Perhaps you can follow historian Painter’s intention from this pronouncement:
I might have entitled this book Construction of White Americans from Antiquity to the Present because it explores a concept that lies within a history of events. I have chosen this strategy because race is an idea, not a fact, and its questions demand answers from the conceptual rather than the factual realm. American history offers up a large bounty of commentary on what it means to be non-white. Moving easily between alterations in the meaning of race and color, from “colored” to “Negro” to “Afro-American” to “black” to “African American,” always associating the idea of blackness with slavery.
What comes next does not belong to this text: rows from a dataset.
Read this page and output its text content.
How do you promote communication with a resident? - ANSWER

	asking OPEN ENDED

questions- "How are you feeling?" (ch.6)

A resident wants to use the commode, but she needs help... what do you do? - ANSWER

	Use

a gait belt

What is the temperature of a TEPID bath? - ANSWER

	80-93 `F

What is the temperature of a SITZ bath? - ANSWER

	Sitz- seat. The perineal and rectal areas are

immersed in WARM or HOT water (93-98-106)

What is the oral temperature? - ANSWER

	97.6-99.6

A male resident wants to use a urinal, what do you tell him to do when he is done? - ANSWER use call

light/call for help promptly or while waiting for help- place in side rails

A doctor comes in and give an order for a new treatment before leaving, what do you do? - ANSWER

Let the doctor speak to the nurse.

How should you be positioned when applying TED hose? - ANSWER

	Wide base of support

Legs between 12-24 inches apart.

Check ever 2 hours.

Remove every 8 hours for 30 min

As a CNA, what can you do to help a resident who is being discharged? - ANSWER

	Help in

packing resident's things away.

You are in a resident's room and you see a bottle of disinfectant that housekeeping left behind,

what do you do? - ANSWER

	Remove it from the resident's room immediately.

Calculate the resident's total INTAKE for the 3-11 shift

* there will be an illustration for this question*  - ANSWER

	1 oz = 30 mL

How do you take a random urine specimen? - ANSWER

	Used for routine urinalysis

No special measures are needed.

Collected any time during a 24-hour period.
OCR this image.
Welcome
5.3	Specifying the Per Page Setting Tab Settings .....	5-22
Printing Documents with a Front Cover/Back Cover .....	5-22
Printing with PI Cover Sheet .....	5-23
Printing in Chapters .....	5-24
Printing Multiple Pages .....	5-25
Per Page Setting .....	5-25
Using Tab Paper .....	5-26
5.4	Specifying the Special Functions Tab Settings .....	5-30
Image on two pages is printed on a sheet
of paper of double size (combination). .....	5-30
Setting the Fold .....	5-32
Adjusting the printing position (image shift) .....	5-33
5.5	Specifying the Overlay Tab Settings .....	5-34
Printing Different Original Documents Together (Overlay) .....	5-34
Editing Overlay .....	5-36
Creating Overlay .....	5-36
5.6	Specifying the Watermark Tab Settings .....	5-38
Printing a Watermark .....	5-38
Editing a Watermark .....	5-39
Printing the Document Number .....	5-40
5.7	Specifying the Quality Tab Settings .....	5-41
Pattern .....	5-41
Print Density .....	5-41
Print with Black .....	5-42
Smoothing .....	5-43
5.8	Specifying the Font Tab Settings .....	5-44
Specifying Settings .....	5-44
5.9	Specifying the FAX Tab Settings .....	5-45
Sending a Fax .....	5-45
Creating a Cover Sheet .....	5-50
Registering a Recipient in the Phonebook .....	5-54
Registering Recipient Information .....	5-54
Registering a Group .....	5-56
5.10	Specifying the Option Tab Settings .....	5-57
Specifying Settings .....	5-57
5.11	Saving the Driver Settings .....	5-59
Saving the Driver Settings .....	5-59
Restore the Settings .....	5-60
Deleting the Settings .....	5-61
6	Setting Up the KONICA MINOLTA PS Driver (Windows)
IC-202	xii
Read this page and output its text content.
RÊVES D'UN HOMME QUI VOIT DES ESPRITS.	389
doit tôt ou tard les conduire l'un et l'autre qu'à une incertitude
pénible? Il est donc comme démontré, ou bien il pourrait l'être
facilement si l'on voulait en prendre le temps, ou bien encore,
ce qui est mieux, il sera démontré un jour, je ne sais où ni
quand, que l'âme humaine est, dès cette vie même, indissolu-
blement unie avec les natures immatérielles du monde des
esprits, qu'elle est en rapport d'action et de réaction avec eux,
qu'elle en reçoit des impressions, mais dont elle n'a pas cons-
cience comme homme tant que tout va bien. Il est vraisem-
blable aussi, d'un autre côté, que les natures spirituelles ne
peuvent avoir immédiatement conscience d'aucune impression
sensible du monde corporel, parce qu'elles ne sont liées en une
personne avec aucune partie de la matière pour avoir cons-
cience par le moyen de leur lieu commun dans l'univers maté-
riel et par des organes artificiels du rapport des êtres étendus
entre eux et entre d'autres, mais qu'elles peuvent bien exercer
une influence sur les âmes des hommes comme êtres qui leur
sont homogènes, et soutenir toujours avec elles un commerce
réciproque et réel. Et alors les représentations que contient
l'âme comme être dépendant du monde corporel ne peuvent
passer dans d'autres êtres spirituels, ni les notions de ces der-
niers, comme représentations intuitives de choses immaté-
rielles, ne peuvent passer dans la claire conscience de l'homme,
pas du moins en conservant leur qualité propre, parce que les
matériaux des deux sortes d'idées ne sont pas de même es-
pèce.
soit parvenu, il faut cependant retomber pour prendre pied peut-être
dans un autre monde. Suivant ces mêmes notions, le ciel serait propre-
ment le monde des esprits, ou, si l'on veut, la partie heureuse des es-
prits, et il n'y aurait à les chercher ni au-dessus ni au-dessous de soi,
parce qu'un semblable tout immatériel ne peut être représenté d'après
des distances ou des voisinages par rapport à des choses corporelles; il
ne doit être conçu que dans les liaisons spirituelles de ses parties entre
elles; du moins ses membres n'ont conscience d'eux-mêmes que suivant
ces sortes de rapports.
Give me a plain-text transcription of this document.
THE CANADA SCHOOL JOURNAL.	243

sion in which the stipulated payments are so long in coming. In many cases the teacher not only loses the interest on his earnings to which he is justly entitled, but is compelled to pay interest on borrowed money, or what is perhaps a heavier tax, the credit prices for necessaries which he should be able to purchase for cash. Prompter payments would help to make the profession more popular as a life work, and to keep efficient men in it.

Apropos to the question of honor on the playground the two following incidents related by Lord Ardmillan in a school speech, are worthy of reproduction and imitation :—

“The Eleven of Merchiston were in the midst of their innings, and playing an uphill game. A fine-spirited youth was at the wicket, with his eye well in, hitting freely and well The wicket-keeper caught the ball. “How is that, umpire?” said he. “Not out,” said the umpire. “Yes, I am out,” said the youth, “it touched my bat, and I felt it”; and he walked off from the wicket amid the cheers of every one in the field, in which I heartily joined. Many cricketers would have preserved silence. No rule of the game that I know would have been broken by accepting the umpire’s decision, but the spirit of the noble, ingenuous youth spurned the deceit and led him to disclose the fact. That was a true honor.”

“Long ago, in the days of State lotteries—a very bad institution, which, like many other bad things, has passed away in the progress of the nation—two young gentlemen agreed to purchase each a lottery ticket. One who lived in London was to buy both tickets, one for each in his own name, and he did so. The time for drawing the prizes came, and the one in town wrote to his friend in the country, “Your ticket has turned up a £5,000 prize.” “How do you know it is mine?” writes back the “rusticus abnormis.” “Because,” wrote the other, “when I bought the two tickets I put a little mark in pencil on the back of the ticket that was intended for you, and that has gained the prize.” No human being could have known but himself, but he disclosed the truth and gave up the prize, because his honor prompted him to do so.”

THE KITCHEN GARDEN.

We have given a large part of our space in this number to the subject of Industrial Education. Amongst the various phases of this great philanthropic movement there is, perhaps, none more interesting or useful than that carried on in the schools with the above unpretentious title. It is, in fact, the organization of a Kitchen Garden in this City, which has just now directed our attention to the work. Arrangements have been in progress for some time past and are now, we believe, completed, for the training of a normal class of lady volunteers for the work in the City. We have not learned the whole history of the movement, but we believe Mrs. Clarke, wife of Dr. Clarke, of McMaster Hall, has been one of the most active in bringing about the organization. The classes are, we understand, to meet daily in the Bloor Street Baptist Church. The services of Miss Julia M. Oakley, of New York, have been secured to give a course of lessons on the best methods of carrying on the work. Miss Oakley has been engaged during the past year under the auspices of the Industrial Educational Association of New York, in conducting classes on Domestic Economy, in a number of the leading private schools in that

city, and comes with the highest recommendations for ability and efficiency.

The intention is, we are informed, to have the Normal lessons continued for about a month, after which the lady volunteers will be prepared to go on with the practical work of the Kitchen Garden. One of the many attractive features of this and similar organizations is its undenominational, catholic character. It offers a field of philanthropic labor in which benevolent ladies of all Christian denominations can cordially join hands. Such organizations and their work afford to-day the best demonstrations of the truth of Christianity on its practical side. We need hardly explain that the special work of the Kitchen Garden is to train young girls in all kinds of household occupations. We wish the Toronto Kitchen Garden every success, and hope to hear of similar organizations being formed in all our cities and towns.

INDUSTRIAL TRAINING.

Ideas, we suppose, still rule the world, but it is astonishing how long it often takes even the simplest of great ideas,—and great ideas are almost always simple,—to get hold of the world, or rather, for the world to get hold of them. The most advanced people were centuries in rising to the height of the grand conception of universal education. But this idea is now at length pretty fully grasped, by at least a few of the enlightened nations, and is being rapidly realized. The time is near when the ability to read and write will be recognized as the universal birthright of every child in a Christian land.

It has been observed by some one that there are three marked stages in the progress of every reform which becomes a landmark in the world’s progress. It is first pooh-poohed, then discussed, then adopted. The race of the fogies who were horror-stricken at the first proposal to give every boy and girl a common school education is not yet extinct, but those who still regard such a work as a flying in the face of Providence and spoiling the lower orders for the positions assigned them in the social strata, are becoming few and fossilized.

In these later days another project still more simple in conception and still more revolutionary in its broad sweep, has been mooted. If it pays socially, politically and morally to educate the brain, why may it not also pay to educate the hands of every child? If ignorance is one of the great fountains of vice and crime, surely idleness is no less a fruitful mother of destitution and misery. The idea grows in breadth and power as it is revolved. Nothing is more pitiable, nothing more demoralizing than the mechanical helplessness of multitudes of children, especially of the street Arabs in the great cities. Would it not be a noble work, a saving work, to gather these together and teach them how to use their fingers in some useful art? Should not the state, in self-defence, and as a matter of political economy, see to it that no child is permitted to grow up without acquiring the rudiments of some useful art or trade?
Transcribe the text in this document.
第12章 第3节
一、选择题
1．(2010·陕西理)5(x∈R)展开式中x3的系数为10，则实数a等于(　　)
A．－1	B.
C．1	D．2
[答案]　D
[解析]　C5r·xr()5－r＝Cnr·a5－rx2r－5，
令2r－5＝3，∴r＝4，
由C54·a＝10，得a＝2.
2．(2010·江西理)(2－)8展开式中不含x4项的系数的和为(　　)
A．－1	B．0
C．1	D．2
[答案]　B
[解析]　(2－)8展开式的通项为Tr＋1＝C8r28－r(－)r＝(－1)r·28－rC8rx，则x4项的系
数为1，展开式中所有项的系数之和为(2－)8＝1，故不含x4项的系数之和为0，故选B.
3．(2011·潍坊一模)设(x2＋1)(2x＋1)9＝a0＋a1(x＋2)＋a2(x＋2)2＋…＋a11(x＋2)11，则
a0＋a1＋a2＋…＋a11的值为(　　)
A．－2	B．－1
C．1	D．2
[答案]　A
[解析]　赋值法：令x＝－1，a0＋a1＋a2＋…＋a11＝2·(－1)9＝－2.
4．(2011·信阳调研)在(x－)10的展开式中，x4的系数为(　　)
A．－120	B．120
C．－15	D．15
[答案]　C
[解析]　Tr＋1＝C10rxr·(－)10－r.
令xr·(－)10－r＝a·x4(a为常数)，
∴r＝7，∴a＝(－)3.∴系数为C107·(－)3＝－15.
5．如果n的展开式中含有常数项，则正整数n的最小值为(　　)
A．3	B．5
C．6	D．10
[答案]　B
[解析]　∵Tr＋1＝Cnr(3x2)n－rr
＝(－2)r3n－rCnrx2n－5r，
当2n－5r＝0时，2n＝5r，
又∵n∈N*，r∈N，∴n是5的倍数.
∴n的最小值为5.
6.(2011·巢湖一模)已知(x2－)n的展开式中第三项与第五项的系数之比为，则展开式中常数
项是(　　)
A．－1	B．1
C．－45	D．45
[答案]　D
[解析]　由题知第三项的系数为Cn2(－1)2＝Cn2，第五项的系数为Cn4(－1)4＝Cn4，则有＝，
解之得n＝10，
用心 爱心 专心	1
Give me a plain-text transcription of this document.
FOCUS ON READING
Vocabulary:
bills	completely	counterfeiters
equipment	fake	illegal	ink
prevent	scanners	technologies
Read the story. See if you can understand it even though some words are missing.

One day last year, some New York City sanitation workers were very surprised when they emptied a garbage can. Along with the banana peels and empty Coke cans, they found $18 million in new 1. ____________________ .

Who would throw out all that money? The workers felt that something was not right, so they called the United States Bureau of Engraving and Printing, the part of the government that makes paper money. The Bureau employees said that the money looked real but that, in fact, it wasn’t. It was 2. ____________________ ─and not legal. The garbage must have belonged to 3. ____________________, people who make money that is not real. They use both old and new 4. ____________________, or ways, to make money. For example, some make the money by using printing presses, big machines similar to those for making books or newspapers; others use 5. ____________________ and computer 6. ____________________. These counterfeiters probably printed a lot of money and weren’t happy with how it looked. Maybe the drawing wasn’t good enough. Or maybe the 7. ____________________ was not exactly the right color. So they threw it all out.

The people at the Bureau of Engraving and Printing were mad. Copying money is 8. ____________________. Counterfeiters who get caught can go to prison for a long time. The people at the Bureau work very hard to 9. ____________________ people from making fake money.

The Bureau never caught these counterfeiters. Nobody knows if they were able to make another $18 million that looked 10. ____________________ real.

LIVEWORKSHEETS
But little attention has been paid to history’s equally confused and flexible discourses on the white races and the old, old slave trade from eastern Europe.

Let me state categorically that while this is not history in white versus black, I do not by any means underestimate or ignore the importance of black race in America. I am familiar with the truly gigantic literature that explains the meaning, importance and honest-to-god reality of the existence of race when it means black. In comparison with this preoccupation, statutory and biological definitions of white race remain notoriously vague—the leavings of what is not black. But this vagueness does not indicate lack of interest—quite to the contrary, for another vast historical literature much less known today, explains the meaning, importance, and honest-to-god reality of the existence of white races.
Actually, one would do well to skim past Painter’s introduction and statement of her thesis to the rich and significant historical data that she has mined—though it might have been more clear if the book had been more appropriately entitled, The History of White People (in America).